Page 1 of 2 View as a single page 9:34AM Sunday March 02, 2008
By Peter Griffin
It's been an involuntary ritual I've performed countless times in the last couple of weeks - my eye settles on the polished black of Telecom's BlackBerry 8830 World Edition, looking for that red pulsing light that indicates a new email message has arrived.
The BlackBerry is like a bookish travel companion, always ready to divulge some new insight. When using it, the concept of logging-on to check email goes out the window. The device, from Canadian firm Research in Motion, functions primarily as it did back in 2004 when I trialled one of the first BlackBerrys to be offered by Vodafone.
The whole experience centres around push-email technology which uses GPRS mobile data to dribble copies of email from a server to your phone as it arrives at the server.
While a dream at managing email - you are simply given the plain text and the option to open documents, so as to save on data traffic charges, numerous other devices have caught up with the Blackberry when it comes to push email - see Windows Mobile 6 for example.
But the BlackBerry has been evolving too, particularly its user-interface and the breadth of applications available on it has proliferated. It now features a multimedia player, in-built GPS, a microSD card slot, personal information management applications and Bluetooth 2.0.

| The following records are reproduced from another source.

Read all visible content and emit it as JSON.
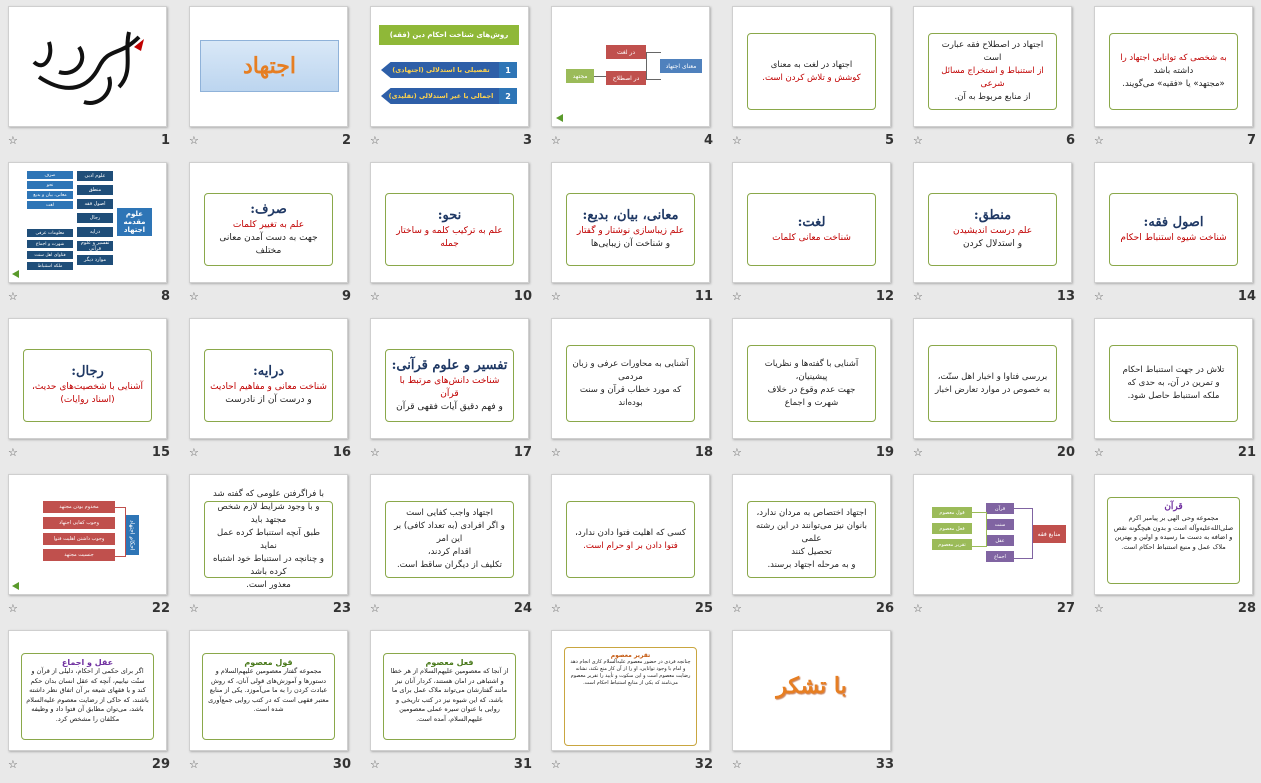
{
  "slides": [
    {
      "n": "1",
      "calligraphy": "بسم الله الرحمن الرحیم"
    },
    {
      "n": "2",
      "title": "اجتهاد"
    },
    {
      "n": "3",
      "header": "روش‌های شناخت احکام دین (فقه)",
      "item1": "تفصیلی با استدلالی (اجتهادی)",
      "item2": "اجمالی یا غیر استدلالی (تقلیدی)",
      "num1": "1",
      "num2": "2"
    },
    {
      "n": "4",
      "left": "معنای اجتهاد",
      "a": "در لغت",
      "b": "در اصطلاح",
      "c": "مجتهد"
    },
    {
      "n": "5",
      "line1": "اجتهاد در لغت به معنای",
      "line2": "کوشش و تلاش کردن است."
    },
    {
      "n": "6",
      "line1": "اجتهاد در اصطلاح فقه عبارت است",
      "line2": "از استنباط و استخراج مسائل شرعی",
      "line3": "از منابع مربوط به آن."
    },
    {
      "n": "7",
      "line1": "به شخصی که توانایی اجتهاد را",
      "line2": "داشته باشد",
      "line3": "«مجتهد» یا «فقیه» می‌گویند."
    },
    {
      "n": "8",
      "root": "علوم مقدمه اجتهاد",
      "items": [
        "علوم ادبی",
        "منطق",
        "اصول فقه",
        "رجال",
        "درایه",
        "تفسیر و علوم قرآنی",
        "موارد دیگر"
      ],
      "sub": [
        "صرف",
        "نحو",
        "معانی، بیان و بدیع",
        "لغت",
        "معلومات عرفی",
        "شهرت و اجماع",
        "فتاوای اهل سنت",
        "ملکه استنباط"
      ]
    },
    {
      "n": "9",
      "title": "صرف:",
      "line1": "علم به تغییر کلمات",
      "line2": "جهت به دست آمدن معانی مختلف"
    },
    {
      "n": "10",
      "title": "نحو:",
      "line1": "علم به ترکیب کلمه و ساختار جمله"
    },
    {
      "n": "11",
      "title": "معانی، بیان، بدیع:",
      "line1": "علم زیباسازی نوشتار و گفتار",
      "line2": "و شناخت آن زیبایی‌ها"
    },
    {
      "n": "12",
      "title": "لغت:",
      "line1": "شناخت معانی کلمات"
    },
    {
      "n": "13",
      "title": "منطق:",
      "line1": "علم درست اندیشیدن",
      "line2": "و استدلال کردن"
    },
    {
      "n": "14",
      "title": "اصول فقه:",
      "line1": "شناخت شیوه استنباط احکام"
    },
    {
      "n": "15",
      "title": "رجال:",
      "line1": "آشنایی با شخصیت‌های حدیث،",
      "line2": "(اسناد روایات)"
    },
    {
      "n": "16",
      "title": "درایه:",
      "line1": "شناخت معانی و مفاهیم احادیث",
      "line2": "و درست آن از نادرست"
    },
    {
      "n": "17",
      "title": "تفسیر و علوم قرآنی:",
      "line1": "شناخت دانش‌های مرتبط با قرآن",
      "line2": "و فهم دقیق آیات فقهی قرآن"
    },
    {
      "n": "18",
      "line1": "آشنایی به محاورات عرفی و زبان مردمی",
      "line2": "که مورد خطاب قرآن و سنت بوده‌اند"
    },
    {
      "n": "19",
      "line1": "آشنایی با گفته‌ها و نظریات پیشینیان،",
      "line2": "جهت عدم وقوع در خلاف",
      "line3": "شهرت و اجماع"
    },
    {
      "n": "20",
      "line1": "بررسی فتاوا و اخبار اهل سنّت،",
      "line2": "به خصوص در موارد تعارض اخبار"
    },
    {
      "n": "21",
      "line1": "تلاش در جهت استنباط احکام",
      "line2": "و تمرین در آن، به حدی که",
      "line3": "ملکه استنباط حاصل شود."
    },
    {
      "n": "22",
      "root": "احکام اجتهاد",
      "items": [
        "مخدوم بودن مجتهد",
        "وجوب کفایی اجتهاد",
        "وجوب داشتن اهلیت فتوا",
        "جنسیت مجتهد"
      ]
    },
    {
      "n": "23",
      "line1": "با فراگرفتن علومی که گفته شد",
      "line2": "و با وجود شرایط لازم شخص مجتهد باید",
      "line3": "طبق آنچه استنباط کرده عمل نماید",
      "line4": "و چنانچه در استنباط خود اشتباه کرده باشد",
      "line5": "معذور است."
    },
    {
      "n": "24",
      "line1": "اجتهاد واجب کفایی است",
      "line2": "و اگر افرادی (به تعداد کافی) بر این امر",
      "line3": "اقدام کردند،",
      "line4": "تکلیف از دیگران ساقط است."
    },
    {
      "n": "25",
      "line1": "کسی که اهلیت فتوا دادن ندارد،",
      "line2": "فتوا دادن بر او حرام است."
    },
    {
      "n": "26",
      "line1": "اجتهاد اختصاص به مردان ندارد،",
      "line2": "بانوان نیز می‌توانند در این رشته علمی",
      "line3": "تحصیل کنند",
      "line4": "و به مرحله اجتهاد برسند."
    },
    {
      "n": "27",
      "root": "منابع فقه",
      "items": [
        "قرآن",
        "سنت",
        "عقل",
        "اجماع"
      ],
      "sub": [
        "قول معصوم",
        "فعل معصوم",
        "تقریر معصوم"
      ]
    },
    {
      "n": "28",
      "title": "قرآن",
      "body": "مجموعه وحی الهی بر پیامبر اکرم صلی‌الله‌علیه‌وآله است و بدون هیچگونه نقص و اضافه به دست ما رسیده و اولین و بهترین ملاک عمل و منبع استنباط احکام است."
    },
    {
      "n": "29",
      "title": "عقل و اجماع",
      "body": "اگر برای حکمی از احکام، دلیلی از قرآن و سنّت نیابیم، آنچه که عقل انسان بدان حکم کند و یا فقهای شیعه بر آن اتفاق نظر داشته باشند، که حاکی از رضایت معصوم علیه‌السلام باشد، می‌توان مطابق آن فتوا داد و وظیفه مکلفان را مشخص کرد."
    },
    {
      "n": "30",
      "title": "قول معصوم",
      "body": "مجموعه گفتار معصومین علیهم‌السلام و دستورها و آموزش‌های قولی آنان، که روش عبادت کردن را به ما می‌آموزد. یکی از منابع معتبر فقهی است که در کتب روایی جمع‌آوری شده است."
    },
    {
      "n": "31",
      "title": "فعل معصوم",
      "body": "از آنجا که معصومین علیهم‌السلام از هر خطا و اشتباهی در امان هستند، کردار آنان نیز مانند گفتارشان می‌تواند ملاک عمل برای ما باشد، که این شیوه نیز در کتب تاریخی و روایی با عنوان سیره عملی معصومین علیهم‌السلام، آمده است."
    },
    {
      "n": "32",
      "title": "تقریر معصوم",
      "body": "چنانچه فردی در حضور معصوم علیه‌السلام کاری انجام دهد و امام با وجود توانایی، او را از آن کار منع نکند، نشانه رضایت معصوم است و این سکوت و تأیید را تقریر معصوم می‌نامند که یکی از منابع استنباط احکام است."
    },
    {
      "n": "33",
      "title": "با تشکر"
    }
  ],
  "colors": {
    "green": "#8aa84a",
    "red": "#c00000",
    "navy": "#1f3864",
    "orange": "#e67e22",
    "blue": "#2e75b6",
    "purple": "#7030a0"
  }
}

Before, you may have carried the Blackberry in conjunction with a better-featured mobile or music player. Now the BlackBerry can competently handle most functions you'll need on the road, though there's no digital camera included. I wasn't able to use Google Talk on the 8830 despite there being an icon on the desktop for it, but I'm told it should work with this model. Yahoo Messenger also comes as a default application.
The classic side scroll wheel that's given many an executive the ache of BlackBerry thumb is gone, replaced by an illuminated scroll wheel in the BlackBerry's centre about the full QWERTY keyboard.

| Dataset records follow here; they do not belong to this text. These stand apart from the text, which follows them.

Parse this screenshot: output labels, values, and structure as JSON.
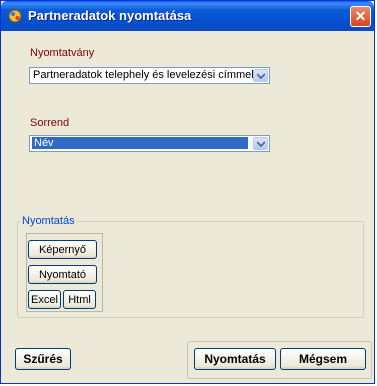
{
  "window": {
    "title": "Partneradatok nyomtatása",
    "close_glyph": "✕"
  },
  "form": {
    "nyomtatvany_label": "Nyomtatvány",
    "nyomtatvany_value": "Partneradatok telephely és levelezési címmel",
    "sorrend_label": "Sorrend",
    "sorrend_value": "Név"
  },
  "print_group": {
    "legend": "Nyomtatás",
    "kepernyo": "Képernyő",
    "nyomtato": "Nyomtató",
    "excel": "Excel",
    "html": "Html"
  },
  "footer": {
    "szures": "Szűrés",
    "nyomtatas": "Nyomtatás",
    "megsem": "Mégsem"
  },
  "colors": {
    "titlebar": "#0b5bd8",
    "label": "#800000",
    "group_legend": "#0046d5",
    "selection": "#316ac5"
  },
  "icons": {
    "app": "app-icon",
    "close": "close-icon",
    "dropdown": "chevron-down-icon"
  }
}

The World Edition is thinner but wider than the classic BlackBerry Pearl and has a sleek black face plate with silver trim. My travel companions laughed at how wide it is, but I sure appreciated the full-sized screen which allows for lighting-fast typing once you know the keyboard's layout and gives a nice widescreen feel to the full-colour screen.

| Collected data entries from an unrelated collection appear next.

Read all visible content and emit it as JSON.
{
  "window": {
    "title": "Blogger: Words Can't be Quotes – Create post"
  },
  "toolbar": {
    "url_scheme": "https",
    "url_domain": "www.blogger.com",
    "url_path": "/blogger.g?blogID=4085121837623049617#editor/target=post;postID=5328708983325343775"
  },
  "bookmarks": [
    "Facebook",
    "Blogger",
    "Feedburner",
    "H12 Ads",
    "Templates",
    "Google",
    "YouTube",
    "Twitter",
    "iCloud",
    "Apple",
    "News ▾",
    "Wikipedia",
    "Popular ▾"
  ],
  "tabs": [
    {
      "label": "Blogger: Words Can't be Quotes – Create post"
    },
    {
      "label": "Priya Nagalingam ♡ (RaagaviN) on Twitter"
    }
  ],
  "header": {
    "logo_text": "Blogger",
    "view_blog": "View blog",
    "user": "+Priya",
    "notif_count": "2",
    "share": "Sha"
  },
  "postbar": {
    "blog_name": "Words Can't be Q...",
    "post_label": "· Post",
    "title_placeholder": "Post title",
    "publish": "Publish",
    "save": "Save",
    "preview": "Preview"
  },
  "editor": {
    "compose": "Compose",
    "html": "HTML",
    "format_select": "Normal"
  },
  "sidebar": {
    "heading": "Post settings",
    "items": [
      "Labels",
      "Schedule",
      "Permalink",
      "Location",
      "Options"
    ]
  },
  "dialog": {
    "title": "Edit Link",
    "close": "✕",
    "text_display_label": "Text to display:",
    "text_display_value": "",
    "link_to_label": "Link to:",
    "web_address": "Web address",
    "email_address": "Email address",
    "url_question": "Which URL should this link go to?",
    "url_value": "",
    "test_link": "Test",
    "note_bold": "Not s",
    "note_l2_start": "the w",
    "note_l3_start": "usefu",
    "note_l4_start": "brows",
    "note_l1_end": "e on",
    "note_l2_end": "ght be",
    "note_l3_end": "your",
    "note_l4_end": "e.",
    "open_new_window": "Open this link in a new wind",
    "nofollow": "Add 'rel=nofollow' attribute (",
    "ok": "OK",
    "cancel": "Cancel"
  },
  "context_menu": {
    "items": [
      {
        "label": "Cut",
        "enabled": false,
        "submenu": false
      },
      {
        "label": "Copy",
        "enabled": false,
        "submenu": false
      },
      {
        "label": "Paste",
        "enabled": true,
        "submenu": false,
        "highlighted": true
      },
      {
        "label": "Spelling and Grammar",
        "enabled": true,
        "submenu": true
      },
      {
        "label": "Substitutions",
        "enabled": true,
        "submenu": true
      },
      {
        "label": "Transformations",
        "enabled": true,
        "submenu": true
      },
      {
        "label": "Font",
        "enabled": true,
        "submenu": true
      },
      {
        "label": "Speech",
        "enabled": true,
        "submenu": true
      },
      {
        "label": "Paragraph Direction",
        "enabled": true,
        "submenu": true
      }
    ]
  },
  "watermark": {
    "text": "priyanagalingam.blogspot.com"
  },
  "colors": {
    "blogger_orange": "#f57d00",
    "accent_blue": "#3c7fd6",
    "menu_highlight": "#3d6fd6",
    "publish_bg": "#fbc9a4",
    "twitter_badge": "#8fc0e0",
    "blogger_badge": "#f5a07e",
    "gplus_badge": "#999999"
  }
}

Telecom is aiming the BlackBerry squarely at executives who travel regularly and previously would have had to borrow a GSM phone for travel to Europe.
It means that with one device, one phone number and voicemail box you can roam to pretty much anywhere in the world for voice and pick up email in over 60 countries. I used the BlackBerry 8830 in Hong Kong, Frankfurt, Munich, Amsterdam, Barcelona and London.